Louise must first create a commando group of women especially chosen for the needs of the operation. When it comes to recruitment, anything goes: lies, blackmail, bribery (through the offer of remission of a death sentence) and calls to carry out patriotic duty. She first employs Suzy Desprez (Marie Gillain), a cabaret dancer who excels in the art of seducing men. Then she brings in Gaëlle Lemenech (Déborah François), a chemist and explosives expert. Finally she selects Jeanne Faussier (Julie Depardieu), a prostitute capable of killing in cold blood. After their arrival in Normandy, they are joined by Maria Luzzato (Maya Sansa), an Italian Jew and radio operator.
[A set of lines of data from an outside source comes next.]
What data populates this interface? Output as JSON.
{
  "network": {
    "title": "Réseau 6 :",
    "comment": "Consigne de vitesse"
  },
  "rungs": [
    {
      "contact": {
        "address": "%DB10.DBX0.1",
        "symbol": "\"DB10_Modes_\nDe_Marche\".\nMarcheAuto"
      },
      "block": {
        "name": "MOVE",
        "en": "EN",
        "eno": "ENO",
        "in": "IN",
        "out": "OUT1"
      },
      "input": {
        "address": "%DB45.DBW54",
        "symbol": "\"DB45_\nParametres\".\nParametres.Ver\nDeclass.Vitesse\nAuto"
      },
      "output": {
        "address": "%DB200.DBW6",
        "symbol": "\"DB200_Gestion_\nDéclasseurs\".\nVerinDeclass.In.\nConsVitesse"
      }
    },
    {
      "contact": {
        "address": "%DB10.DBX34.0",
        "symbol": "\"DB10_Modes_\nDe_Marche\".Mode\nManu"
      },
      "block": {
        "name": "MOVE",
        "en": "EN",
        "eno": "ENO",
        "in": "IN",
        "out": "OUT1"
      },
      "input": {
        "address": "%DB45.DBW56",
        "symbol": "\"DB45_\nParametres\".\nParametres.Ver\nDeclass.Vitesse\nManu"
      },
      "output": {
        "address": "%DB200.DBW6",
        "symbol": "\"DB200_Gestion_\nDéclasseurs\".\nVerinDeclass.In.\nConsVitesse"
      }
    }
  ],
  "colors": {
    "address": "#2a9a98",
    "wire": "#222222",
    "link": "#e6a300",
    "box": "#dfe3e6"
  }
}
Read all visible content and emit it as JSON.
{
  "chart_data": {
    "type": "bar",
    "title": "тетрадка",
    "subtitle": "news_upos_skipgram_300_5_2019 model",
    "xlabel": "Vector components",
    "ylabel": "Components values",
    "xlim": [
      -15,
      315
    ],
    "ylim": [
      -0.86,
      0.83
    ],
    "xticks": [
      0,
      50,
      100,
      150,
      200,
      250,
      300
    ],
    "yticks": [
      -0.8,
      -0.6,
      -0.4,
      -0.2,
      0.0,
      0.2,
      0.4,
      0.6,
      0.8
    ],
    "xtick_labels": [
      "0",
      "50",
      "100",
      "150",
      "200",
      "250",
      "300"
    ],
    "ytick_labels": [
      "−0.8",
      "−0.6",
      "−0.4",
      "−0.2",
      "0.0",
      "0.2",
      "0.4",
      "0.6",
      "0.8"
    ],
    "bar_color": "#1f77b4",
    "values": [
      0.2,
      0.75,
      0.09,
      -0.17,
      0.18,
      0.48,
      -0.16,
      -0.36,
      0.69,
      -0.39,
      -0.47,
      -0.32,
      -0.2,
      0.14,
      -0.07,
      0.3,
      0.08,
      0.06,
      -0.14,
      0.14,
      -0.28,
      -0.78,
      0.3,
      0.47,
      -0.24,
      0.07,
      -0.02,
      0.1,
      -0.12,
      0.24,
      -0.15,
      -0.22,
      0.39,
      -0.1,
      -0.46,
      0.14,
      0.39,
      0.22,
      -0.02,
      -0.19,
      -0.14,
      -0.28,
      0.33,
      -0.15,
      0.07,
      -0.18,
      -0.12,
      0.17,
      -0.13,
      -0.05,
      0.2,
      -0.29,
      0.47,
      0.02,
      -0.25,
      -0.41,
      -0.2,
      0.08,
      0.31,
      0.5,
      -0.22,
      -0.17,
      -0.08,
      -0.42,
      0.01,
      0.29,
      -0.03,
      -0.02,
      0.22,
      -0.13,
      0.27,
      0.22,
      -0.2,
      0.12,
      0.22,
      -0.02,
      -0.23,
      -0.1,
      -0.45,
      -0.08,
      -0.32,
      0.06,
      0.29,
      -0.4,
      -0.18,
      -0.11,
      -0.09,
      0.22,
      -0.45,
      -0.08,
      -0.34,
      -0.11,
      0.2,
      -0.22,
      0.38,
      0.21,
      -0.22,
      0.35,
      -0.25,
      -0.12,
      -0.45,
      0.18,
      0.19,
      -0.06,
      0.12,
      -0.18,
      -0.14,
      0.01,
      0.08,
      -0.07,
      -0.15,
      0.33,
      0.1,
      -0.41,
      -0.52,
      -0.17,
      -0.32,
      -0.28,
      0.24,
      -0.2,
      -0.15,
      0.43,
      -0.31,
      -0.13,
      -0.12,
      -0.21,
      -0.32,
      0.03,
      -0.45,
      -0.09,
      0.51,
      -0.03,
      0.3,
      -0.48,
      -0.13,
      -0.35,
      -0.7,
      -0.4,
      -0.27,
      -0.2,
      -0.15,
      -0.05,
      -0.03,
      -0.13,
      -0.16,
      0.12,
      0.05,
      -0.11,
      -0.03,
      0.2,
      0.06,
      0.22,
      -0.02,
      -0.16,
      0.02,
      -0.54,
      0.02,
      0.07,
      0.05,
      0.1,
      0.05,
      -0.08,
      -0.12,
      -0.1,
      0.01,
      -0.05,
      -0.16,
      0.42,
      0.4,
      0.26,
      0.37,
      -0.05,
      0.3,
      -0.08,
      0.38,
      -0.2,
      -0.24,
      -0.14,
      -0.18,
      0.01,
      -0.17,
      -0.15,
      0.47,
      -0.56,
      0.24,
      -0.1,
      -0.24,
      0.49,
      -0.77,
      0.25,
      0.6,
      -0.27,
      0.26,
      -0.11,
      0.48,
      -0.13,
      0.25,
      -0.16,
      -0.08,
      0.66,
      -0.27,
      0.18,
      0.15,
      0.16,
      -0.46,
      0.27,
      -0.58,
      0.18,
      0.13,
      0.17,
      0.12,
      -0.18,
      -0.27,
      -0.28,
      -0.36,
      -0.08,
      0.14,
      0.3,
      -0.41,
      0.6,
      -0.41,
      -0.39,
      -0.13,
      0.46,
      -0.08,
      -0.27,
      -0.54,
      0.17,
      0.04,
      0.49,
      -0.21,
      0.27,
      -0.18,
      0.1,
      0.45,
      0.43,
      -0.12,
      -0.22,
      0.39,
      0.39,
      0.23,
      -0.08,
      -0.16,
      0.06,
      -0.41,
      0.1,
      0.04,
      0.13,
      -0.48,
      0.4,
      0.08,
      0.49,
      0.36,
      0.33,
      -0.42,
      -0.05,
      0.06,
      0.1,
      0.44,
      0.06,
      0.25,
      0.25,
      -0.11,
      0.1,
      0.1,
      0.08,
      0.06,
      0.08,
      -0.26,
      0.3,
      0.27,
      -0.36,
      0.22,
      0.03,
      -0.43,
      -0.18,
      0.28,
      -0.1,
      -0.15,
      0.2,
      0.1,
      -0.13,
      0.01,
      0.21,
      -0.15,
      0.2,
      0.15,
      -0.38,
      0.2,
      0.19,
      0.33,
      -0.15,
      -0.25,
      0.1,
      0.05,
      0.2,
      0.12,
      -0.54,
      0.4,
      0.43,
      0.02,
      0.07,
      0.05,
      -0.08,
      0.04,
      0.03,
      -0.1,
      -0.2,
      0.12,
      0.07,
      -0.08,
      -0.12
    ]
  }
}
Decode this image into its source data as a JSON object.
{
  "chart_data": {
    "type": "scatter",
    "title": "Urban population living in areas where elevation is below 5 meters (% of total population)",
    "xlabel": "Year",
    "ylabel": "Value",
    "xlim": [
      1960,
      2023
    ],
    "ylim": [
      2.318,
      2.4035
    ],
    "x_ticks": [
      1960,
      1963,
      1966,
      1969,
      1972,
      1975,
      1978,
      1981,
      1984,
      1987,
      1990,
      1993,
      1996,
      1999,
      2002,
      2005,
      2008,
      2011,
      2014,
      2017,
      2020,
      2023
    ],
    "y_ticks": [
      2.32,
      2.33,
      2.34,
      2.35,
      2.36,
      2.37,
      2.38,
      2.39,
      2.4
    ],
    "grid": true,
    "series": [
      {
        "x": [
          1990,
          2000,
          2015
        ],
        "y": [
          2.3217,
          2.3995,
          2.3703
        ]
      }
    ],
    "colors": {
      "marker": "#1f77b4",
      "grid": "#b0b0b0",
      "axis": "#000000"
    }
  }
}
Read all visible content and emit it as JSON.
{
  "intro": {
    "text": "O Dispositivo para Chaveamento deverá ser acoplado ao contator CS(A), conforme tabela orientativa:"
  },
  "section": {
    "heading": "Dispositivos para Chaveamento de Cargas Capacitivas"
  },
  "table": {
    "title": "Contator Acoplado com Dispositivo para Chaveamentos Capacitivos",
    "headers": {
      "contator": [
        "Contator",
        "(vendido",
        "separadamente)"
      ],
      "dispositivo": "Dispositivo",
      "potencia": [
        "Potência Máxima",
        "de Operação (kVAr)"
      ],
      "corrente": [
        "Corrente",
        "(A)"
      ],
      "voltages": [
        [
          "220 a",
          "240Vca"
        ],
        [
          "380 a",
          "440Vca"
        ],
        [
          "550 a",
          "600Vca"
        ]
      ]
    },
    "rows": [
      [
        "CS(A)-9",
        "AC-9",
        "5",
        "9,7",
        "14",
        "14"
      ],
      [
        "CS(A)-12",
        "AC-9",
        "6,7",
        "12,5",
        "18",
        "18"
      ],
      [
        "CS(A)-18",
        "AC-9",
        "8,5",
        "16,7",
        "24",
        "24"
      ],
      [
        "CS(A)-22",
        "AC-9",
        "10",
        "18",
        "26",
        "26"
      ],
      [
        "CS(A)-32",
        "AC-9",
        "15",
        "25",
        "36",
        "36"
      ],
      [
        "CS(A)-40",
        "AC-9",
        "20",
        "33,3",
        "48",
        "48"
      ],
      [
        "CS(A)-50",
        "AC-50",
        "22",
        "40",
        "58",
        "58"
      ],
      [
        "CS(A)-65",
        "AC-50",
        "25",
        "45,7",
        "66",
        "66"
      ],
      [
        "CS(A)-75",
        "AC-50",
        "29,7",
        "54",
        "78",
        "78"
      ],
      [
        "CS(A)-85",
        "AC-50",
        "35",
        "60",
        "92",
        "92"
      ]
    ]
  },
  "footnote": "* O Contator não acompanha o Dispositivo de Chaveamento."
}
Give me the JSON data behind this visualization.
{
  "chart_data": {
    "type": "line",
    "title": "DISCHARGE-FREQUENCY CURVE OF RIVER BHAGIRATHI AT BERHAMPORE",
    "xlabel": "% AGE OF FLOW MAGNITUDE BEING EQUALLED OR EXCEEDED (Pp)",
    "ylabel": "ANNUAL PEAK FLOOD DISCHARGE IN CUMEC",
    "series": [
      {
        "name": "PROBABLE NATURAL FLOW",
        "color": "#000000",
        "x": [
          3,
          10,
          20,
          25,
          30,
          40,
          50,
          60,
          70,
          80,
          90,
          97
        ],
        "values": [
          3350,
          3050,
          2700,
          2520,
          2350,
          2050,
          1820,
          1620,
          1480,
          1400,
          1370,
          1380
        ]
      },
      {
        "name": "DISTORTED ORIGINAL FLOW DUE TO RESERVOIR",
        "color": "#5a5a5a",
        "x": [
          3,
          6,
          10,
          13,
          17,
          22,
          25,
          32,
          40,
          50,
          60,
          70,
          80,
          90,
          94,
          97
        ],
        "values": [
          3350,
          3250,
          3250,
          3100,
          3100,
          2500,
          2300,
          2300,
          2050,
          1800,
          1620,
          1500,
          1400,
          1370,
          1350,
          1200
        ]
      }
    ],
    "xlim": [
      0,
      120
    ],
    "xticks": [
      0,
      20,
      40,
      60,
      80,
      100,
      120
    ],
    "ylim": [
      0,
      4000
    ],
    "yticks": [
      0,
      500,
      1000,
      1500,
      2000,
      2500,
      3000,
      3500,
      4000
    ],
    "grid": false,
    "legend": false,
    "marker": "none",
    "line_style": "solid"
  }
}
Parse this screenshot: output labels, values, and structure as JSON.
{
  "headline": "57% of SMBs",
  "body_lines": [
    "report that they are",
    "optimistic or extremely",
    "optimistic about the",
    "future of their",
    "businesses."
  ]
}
The mission gets under way well, but quickly becomes complicated. They are obliged to return to Paris, where the SOE gives them a new, almost suicidal, objective: to eliminate Colonel Heindrich, one of the key figures of Nazi counter-espionage. He knows too much about the planned landings.

==Cast==

- Sophie Marceau as Louise Desfontaines
- Julie Depardieu as Jeanne Faussier
- Marie Gillain as Suzy Desprez
- Déborah François as Gaëlle Lemenech
- Moritz Bleibtreu as SS-Standartenführer Karl Heindrich
- Maya Sansa as Maria Luzzato
- Julien Boisselier as Pierre Desfontaines
- Vincent Rottiers as Eddy
- Volker Bruch as SS-Obersturmführer Becker
- Robin Renucci as Melchior
- Xavier Beauvois as Claude Granville
- Colin David Reese as Colonel Maurice Buckmaster
- Jurgen Mash as Generalfeldmarshall Gerd von Rundstedt
- Conrad Cecil as Le géologue anglais
- Alexandre Jazede as René Bourienne
- David Capelle as Bernard Quesnot
- Wolfgang Pissors as Médecin train
- Chantal Garrigues as Mme Duchemin
- James Gerard as Officier anglais 1
- Edward Hamilton-Clark as Officier anglais 2
- Marc Bertolini as Moustachu train
- Rainer Sievert as Lieutenant hôpital Normandie
- Ashley Wanninger as Soldat radio cour hôpital
- Natasha Cashman as Secrétaire Buckmaster
- Stanislas Kemper as Pilote Jeanne RAF
- Simon Boyle as Dispatcher
- Olivier De Wispelaere as Feld gendarme St Lazare
- Johannes Oliver Hamm as Major SS train
- David Van Severen as Caporal Pioche
- Sarah Tullamore as Nurse hôpital anglais
- Philippe Soutan as Poinçonneur Baratier
- Yves Heck as Conducteur métro
- Stéphane Foenkinos as Contrôleur train
- Christophe Grofer as Sentinelle G2
- Stefan Kollmuss as Officier Wehrmacht St Germain
- Fabian Arning as Soldat Pierre
- Olivier Beraud-Bedouin as Le milicien (as Olivier Beraud)
- Alex Lutz as a Soldier
- Jan Oliver Schroeder as Garde entrée hôpital
- Serge Boutleroff as Concierge hôtel Régent (as Serge Onteniente)
- Antoine Salomé as Groom Régent
- Andrew W. Wilson as Prêtre catholique aérodrome
- Ida Techer as La surveillante couloir

==Reception==
While the film received generally positive reviews from French critics, certain resistance veterans from the time have criticised it saying it portrayed them as "coerced into joining the resistance", not joining through patriotism.

The film won the Radio-Canada Audience Award at the 2010 edition of the Cinéfranco film festival.